Pero no, no nos perdamos en esta consideración…. Una sola cosa dígase cada uno a sí mismo…. Es reflexión sublime y que no puede menos que hacernos honda impresión…
El divino Sacerdote ora en aquellos instantes… Y ora por cada uno de nosotros…
Sí…, por mí, como si por mí solo orase; porque la oración de Dios no se divide ni disminuye porque se haga por otros, ni le es distinto hacerla por uno o hacerla por mil…
Ora, pues, por mí, como si en toda la extensión del mundo y de los siglos no viese más que a mí…
Ora por mí, a quien ve desde lo alto de su Cruz, en el decurso de los tiempos futuros, para Él eternamente presentes…
Ora por mí, a quien conoce clara y distintamente, como al ladrón que tiene a su lado, o como a su Madre a la que tiene a sus pies…
Ora por mí, a quien divisa entre mil y entre millones; a quien llama por mi nombre; a quien conoce por mi fisonomía; de quien sabe el punto y hora del nacimiento, del bautismo, de la elección de estado y del morir…
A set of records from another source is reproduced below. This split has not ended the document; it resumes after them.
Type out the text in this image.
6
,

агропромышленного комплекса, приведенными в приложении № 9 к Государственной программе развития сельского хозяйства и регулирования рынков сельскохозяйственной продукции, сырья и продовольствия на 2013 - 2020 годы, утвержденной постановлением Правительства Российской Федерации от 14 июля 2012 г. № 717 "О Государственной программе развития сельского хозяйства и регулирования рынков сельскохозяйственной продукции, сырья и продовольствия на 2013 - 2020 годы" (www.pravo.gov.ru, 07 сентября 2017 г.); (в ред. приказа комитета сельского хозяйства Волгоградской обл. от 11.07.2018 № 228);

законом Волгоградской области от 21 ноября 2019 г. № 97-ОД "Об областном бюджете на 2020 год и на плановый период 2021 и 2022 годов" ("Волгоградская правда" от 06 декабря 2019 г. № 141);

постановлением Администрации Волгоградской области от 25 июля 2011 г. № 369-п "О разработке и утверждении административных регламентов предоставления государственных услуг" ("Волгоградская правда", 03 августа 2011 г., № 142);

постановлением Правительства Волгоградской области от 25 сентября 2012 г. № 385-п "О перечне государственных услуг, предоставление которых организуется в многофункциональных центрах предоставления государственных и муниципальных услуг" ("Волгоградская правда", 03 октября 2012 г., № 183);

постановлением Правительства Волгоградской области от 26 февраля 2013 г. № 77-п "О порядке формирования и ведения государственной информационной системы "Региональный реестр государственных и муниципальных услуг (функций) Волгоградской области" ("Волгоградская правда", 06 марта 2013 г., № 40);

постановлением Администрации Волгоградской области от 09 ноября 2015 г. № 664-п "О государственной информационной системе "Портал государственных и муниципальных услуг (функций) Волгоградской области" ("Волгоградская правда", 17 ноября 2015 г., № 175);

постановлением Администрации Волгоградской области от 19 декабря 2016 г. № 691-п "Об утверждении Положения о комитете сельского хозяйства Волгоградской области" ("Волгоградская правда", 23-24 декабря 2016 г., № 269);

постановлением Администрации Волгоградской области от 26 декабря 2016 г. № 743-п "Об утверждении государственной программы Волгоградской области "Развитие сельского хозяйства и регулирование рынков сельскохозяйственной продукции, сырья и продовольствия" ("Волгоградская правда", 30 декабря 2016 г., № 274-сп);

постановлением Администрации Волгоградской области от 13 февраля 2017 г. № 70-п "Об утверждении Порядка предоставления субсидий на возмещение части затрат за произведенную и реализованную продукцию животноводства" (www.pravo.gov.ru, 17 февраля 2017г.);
Ora por mí, a quien ama y compadece, para quien prepara auxilios, y de quien perdona injurias, y de quien le afligen pasadas y futuras negras infidelidades…
Ora por mí, en mí piensa, en mí se fija, a mí atiende…
¡Gran cosa debo de ser, cuando en mí se ha fijado el más importante pensamiento de este moribundo, que es Hijo de Dios!
No es posible sondear toda la profundidad de este pensamiento, agotar su infinita dulzura…
Pero, ¡cuán terrible ha de ser, en la última hora, tenerlo clavado en el corazón, como acusador de una vida ingrata a Dios!
¡Qué horrible derecho dará eso a la justicia de Dios!
Tan horrible derecho le dará a su justicia, como severísimo es el que le ha dado a mi amor.
Debo, pues, elegir… O el amor de Dios o su justicia… O el eterno abrazo del Padre, o la eterna reprobación del Juez…
¡Oh Señor! ¡Oh Padre! ¡Oh Juez! Memento mei, Domine, cum veneris in regnum tuum… Acuérdate de mí cuando vengas en tu reino…
Con estas disposiciones, participemos de la Semana Santa, especialmente del Triduo Sacro.